For a function $$f:X \rightarrow \mathbb{R}$$
My course notes says that:
$$\lim_{x \to \infty} f(x) = l \Leftrightarrow (\forall \epsilon > 0, \exists S \in \mathbb{R}, x> S \implies |f(x)-l| < \epsilon)$$
I don't understand why we have dropped the $$\forall x \in X$$
In other words, why is it not this:
$$\lim_{x \to \infty} f(x) = l \Leftrightarrow (\forall \epsilon > 0, \exists S \in \mathbb{R}, \forall x \in X, x> S \implies |f(x)-l| < \epsilon)$$
Wouldn't we want the implication to hold true for all $x$ larger than $S$, analogous to when we're dealing with the definition of limits as $x$ approaches $a$?
$$\lim_{x \to a} f(x) = l \Leftrightarrow (\forall \epsilon > 0, \exists \delta > 0, \forall x \in X, 0 < |x-a| < \delta \implies |f(x)-l| < \epsilon)$$
Otherwise, I could just find a really small $S$, smaller than a $x_1$ where $f(x_1)=l$ and if it works for one particular $x$, I could claim the limit as $x \rightarrow \infty$ is $l$, which is clearly not the intended definition of a limit as $x$ approaches infinity.
Best Answer
I will not enter into the details of first order logic, but strictly speaking, if a variable doesn't have a quantifier ($\exists$ or $\forall$) then it is ranging over all the elements of the set. So, again, strictly speaking both propositions are the same. In fact, strictly speaking, you can safely drop every $\forall x \in X$ whenever you know $X$ is the domain of discourse, it will just annoy your fellow mathematicians but it is right.
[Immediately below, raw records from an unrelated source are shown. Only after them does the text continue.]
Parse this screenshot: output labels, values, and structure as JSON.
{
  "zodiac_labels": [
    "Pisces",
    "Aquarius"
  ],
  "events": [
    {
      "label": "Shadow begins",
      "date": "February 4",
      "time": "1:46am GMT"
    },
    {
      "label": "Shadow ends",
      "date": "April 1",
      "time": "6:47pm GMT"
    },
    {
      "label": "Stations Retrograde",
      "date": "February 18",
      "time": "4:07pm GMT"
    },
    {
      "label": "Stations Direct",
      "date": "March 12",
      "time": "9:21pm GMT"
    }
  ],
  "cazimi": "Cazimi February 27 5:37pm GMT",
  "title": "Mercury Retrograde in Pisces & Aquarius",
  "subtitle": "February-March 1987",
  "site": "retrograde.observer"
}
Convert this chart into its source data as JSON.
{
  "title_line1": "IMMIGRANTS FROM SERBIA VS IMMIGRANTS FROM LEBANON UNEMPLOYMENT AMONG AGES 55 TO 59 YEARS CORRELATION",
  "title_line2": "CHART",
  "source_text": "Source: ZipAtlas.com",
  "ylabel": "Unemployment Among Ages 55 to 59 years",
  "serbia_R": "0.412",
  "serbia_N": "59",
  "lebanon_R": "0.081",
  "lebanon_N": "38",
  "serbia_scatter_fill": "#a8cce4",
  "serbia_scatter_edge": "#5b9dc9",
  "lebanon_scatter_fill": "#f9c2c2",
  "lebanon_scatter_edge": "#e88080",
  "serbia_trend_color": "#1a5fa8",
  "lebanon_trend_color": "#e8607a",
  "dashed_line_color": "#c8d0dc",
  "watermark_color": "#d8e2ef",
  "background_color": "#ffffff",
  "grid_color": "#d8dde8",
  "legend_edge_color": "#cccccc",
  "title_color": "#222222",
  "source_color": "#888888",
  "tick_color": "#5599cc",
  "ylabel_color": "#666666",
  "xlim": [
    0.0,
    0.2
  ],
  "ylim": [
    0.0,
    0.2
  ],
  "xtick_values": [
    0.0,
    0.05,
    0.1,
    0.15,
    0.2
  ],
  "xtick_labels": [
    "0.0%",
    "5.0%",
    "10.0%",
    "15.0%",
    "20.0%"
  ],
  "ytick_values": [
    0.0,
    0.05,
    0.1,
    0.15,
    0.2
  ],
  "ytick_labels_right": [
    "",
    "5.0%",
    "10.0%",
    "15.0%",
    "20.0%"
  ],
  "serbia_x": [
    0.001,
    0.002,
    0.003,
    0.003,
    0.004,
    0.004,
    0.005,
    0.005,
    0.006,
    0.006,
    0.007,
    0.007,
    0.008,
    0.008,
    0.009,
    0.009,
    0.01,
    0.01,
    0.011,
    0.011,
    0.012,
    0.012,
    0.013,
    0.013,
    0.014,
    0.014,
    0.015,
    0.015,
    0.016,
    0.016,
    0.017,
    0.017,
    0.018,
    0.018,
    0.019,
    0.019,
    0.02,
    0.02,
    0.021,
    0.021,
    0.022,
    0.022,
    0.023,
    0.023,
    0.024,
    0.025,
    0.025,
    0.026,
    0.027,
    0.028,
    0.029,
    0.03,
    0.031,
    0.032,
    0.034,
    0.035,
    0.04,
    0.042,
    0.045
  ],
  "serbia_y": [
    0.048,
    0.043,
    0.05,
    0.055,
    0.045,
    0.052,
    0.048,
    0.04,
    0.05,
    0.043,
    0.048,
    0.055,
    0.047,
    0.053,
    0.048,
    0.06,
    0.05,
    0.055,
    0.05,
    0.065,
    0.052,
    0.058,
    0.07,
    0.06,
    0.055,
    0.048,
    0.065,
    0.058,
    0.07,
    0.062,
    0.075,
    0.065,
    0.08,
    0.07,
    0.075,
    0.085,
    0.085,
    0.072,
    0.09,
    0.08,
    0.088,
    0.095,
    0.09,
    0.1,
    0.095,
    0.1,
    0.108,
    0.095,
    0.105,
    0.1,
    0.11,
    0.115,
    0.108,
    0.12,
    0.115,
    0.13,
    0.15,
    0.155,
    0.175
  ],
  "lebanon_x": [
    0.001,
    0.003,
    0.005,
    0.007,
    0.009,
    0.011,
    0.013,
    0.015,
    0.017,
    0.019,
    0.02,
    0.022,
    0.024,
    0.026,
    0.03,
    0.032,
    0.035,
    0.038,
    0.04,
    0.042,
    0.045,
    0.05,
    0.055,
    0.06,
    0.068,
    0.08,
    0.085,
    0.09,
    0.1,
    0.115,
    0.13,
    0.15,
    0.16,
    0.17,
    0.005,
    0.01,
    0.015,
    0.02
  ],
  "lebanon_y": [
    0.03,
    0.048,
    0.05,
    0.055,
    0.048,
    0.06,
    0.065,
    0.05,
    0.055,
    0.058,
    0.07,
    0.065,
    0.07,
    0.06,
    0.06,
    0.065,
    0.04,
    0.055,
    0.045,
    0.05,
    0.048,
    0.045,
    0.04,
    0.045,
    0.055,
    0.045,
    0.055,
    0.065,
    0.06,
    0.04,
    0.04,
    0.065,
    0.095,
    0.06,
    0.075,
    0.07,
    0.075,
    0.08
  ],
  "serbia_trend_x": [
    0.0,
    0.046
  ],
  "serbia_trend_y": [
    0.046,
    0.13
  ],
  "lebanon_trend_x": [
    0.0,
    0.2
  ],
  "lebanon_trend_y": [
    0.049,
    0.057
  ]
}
To see why this is the case, see this example (but remember that this is a formalism about mathematical language, so it is arbitrary in the sense that it was decided by convention to be so): if I am talking about the natural numbers and I say $x$ is even implies $x$ can be divided by $2$, one would reasonable understand that I meant, for all natural numbers $x$, $x$ is even implies it can be divided by 2. Clearly I wasn't talking about one specific $x$.
Again, just remember that this is a (intuitive) convention, nothing more than that.